Visual neurons are strongly influenced by sensory history or adaptation. Our long-term goal is to understand how such experience influences cortical processing and contributes to vision. Adaptation effects have been described throughout the visual system, from the retina to higher visual cortex. Almost without exception, these effects have been measured in individual neurons. This is problematic, as it is widely believed that sensory information is encoded and processed by neuronal populations distributed across multiple cortical areas. Population coding is not adequately described by the mean tuning functions of individual neurons;it can be strongly influence by the coordination of activity among cells. How adaptation affects population coding is poorly understood, hampering our understanding of how experience driven changes in cortical circuits contribute to visual experience. In this proposal, we make use of recent theoretical work in understanding population coding, to test how adaptation influences the encoding of stimulus orientation by populations of neurons distributed across multiple stages of the macaque visual system.
In specific aim 1, we will determine how brief periods of adaptation affect neuronal tuning, response variability and response correlations, in the primary visual cortex (V1) and area V4 of awake monkeys performing a fixation task.
In specific aim 2, we will relate changes in population responses in V1 and V4 to the animal's performance on a fine orientation discrimination task. We will test algorithms for estimating stimulus orientation from the measured population responses and we will compare these with algorithms that best predict the animals'perceptual decisions, in both control and adapted states. This will reveal how animals weight the sensory responses to make perceptual decisions, how this weighting corresponds to the theoretically-optimal for estimating orientation, and how that weighting is altered by experience-driven plasticity.

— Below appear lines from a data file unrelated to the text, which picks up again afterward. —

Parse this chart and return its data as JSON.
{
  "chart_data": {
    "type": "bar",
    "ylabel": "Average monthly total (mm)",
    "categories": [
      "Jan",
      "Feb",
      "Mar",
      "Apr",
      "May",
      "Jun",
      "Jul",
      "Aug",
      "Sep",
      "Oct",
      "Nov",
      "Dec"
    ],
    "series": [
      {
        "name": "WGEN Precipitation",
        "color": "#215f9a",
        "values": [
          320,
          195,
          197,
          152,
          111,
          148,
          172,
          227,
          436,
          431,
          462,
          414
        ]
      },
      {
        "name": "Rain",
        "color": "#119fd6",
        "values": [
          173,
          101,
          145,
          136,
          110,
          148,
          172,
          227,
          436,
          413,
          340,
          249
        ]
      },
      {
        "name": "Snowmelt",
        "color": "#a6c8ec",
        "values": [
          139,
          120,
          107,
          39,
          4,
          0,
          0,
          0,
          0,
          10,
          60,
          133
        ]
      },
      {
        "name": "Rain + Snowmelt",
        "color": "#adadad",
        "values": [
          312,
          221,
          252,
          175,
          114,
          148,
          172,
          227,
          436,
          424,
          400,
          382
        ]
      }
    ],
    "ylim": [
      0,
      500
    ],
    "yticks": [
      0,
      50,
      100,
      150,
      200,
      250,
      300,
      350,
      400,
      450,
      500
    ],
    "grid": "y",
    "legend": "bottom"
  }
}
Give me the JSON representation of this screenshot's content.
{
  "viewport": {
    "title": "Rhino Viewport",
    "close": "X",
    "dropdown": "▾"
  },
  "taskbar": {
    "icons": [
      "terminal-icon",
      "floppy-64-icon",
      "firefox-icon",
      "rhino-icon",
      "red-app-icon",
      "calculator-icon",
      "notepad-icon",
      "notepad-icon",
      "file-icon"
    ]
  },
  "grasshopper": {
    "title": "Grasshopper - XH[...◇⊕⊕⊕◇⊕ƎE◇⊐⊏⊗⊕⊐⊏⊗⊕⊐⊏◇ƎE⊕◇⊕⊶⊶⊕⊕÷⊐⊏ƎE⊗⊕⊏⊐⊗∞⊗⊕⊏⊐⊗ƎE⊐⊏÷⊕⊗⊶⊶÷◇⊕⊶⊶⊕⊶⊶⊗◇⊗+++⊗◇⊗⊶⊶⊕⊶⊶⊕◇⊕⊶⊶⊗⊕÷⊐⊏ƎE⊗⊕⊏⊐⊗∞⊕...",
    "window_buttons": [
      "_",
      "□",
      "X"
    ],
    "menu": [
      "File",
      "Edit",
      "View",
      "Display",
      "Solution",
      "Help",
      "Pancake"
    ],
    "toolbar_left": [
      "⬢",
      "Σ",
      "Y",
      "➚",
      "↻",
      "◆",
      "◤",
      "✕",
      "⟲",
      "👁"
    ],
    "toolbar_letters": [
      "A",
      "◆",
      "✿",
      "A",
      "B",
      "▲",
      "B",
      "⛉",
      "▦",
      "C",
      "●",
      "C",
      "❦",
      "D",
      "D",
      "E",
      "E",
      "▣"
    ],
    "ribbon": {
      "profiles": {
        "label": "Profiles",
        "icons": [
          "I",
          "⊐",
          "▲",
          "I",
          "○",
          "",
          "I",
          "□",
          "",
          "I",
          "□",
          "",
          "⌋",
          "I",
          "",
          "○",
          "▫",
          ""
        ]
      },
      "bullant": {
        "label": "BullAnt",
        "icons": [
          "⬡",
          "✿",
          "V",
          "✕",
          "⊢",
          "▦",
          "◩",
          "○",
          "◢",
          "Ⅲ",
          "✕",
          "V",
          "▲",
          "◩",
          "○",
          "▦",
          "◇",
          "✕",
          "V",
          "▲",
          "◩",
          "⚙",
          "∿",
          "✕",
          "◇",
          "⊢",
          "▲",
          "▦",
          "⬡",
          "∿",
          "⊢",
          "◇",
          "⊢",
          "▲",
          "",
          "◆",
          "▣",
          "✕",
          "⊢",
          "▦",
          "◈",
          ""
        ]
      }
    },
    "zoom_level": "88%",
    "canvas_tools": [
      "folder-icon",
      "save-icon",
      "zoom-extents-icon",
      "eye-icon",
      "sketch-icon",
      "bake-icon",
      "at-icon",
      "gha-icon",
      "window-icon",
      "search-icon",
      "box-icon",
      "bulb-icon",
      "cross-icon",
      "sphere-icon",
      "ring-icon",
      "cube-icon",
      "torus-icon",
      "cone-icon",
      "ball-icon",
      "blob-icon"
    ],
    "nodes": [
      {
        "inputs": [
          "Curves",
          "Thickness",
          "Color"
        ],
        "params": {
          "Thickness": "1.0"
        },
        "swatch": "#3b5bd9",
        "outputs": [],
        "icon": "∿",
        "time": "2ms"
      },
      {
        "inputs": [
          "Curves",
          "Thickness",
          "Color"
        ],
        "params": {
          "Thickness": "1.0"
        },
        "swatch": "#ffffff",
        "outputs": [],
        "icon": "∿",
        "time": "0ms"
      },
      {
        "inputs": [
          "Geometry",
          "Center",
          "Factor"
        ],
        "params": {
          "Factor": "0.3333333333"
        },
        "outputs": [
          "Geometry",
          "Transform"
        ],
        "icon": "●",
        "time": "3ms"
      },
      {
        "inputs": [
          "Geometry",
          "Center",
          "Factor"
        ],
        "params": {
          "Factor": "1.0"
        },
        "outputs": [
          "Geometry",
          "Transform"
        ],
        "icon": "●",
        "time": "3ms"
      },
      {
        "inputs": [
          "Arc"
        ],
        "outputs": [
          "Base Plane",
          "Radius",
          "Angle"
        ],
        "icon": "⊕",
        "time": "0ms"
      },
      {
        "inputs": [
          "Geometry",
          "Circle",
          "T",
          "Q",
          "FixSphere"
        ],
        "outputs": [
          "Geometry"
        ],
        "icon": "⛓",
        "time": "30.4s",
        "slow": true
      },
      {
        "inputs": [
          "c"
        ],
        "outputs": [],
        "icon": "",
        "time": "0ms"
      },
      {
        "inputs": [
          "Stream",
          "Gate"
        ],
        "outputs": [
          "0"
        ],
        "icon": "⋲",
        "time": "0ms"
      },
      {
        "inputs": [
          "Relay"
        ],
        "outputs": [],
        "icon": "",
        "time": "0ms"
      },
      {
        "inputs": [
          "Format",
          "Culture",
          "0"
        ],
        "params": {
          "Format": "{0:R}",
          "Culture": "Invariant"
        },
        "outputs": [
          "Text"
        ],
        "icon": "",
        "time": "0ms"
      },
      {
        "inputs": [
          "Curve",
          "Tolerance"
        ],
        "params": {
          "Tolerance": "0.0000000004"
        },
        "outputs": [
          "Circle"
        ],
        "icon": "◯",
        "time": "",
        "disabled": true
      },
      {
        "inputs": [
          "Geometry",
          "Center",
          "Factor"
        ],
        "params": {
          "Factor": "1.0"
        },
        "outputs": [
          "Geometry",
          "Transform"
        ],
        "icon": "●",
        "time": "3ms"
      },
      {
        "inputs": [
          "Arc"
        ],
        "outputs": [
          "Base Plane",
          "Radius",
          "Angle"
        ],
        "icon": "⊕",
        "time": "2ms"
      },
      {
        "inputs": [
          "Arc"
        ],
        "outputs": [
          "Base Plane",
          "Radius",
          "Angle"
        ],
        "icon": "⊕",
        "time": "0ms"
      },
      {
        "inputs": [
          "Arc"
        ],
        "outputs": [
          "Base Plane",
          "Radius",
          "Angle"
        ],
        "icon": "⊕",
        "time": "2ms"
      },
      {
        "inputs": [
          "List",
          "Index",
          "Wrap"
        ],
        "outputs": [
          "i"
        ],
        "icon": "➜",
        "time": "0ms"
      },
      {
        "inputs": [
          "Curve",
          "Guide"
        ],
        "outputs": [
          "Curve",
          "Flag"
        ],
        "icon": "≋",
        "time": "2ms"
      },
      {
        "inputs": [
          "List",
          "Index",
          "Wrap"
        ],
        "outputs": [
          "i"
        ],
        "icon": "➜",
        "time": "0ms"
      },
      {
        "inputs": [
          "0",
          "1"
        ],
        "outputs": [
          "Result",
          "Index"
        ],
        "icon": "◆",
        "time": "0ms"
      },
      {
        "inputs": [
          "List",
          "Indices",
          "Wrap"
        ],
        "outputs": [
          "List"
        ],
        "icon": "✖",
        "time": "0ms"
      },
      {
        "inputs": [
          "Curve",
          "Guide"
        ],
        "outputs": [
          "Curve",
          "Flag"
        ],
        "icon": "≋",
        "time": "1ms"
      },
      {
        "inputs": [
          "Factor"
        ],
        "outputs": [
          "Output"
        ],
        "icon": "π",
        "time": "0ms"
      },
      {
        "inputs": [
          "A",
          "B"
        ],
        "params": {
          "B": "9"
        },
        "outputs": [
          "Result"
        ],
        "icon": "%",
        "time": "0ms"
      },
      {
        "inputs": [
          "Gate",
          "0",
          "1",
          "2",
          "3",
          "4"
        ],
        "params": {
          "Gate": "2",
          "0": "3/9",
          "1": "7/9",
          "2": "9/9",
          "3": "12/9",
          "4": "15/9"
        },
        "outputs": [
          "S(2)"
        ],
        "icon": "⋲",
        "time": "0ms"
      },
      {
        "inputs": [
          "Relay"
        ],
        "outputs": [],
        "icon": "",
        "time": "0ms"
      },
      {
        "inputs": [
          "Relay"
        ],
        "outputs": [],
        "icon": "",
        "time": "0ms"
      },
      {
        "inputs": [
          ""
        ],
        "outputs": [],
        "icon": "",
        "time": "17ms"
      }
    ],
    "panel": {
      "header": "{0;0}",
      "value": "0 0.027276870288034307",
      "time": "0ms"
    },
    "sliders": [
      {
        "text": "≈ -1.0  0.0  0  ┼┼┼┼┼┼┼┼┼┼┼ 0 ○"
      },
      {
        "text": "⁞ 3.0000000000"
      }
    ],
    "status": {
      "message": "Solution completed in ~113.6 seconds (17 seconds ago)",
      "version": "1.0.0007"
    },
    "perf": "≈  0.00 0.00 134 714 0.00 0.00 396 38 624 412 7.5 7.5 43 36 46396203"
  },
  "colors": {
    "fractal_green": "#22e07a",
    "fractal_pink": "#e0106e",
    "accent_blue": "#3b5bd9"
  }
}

In specific aim 3, we will conduct complementary experiments, with a more mechanistic focus. We will use a novel recording arrangement to measure simultaneously the activity of an output population in V1 and its downstream targets in V2 in anesthetized animals. We will determine how adaptation alters the functional coupling between these networks, and how coupling depends on the experience-driven changes in single neuronal properties and ensemble responses. Our project will provide the first comprehensive view of how population responses in visual cortex are affected by recent history, and how population responses are interpreted by downstream networks, to give rise to perceptual experience. The combination of recently-developed tools will allow us to bring unprecedented power to addressing these central and basic issues. We expect this project will contribute broadly to our understanding of population coding, corticocortical communication, and plasticity. The knowledge gained should be invaluable for developing more effective devices for interpreting brain activity for prosthetic devices, and for understanding the coordination of activity within and between cortical areas, in health and disease.

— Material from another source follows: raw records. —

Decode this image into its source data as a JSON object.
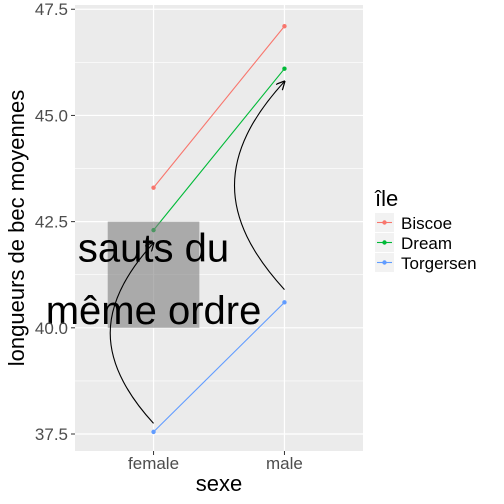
{
  "chart_data": {
    "type": "line",
    "title": "",
    "xlabel": "sexe",
    "ylabel": "longueurs de bec moyennes",
    "categories": [
      "female",
      "male"
    ],
    "ylim": [
      37.1,
      47.6
    ],
    "y_ticks": [
      37.5,
      40.0,
      42.5,
      45.0,
      47.5
    ],
    "y_tick_labels": [
      "37.5",
      "40.0",
      "42.5",
      "45.0",
      "47.5"
    ],
    "grid": true,
    "legend": {
      "title": "île",
      "placement": "right"
    },
    "series": [
      {
        "name": "Biscoe",
        "values": [
          43.3,
          47.1
        ],
        "color": "#F8766D"
      },
      {
        "name": "Dream",
        "values": [
          42.3,
          46.1
        ],
        "color": "#00BA38"
      },
      {
        "name": "Torgersen",
        "values": [
          37.55,
          40.6
        ],
        "color": "#619CFF"
      }
    ],
    "annotations": {
      "text_lines": [
        "sauts du",
        "même ordre"
      ],
      "rect": {
        "x_range": [
          0.65,
          1.35
        ],
        "y_range": [
          40.0,
          42.5
        ],
        "color": "#7f7f7f",
        "alpha": 0.6
      },
      "arrows": [
        {
          "from": [
            1.0,
            37.75
          ],
          "to": [
            1.0,
            42.0
          ]
        },
        {
          "from": [
            2.0,
            40.9
          ],
          "to": [
            2.0,
            45.8
          ]
        }
      ]
    }
  }
}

This project aims to determine how the visual system adapts to recent sensory input. The investigation of rapid, experience-dependent plasticity is likely to provide knowledge important for a number of clinical issues, including understanding how the brain reorganizes after central (e.g. stroke) or peripheral (e.g. limb amputation) injury and designing sensory devices (e.g. artificial cochlea or visual aids) that extract or insert signals ito the brain. This project will also further our understanding of the coordination of ensembles of neurons distributed across stages of the visual system, whose disruption is associated with a number of psychiatric disorders, including schizophrenia, autism spectrum disorders, and epilepsy.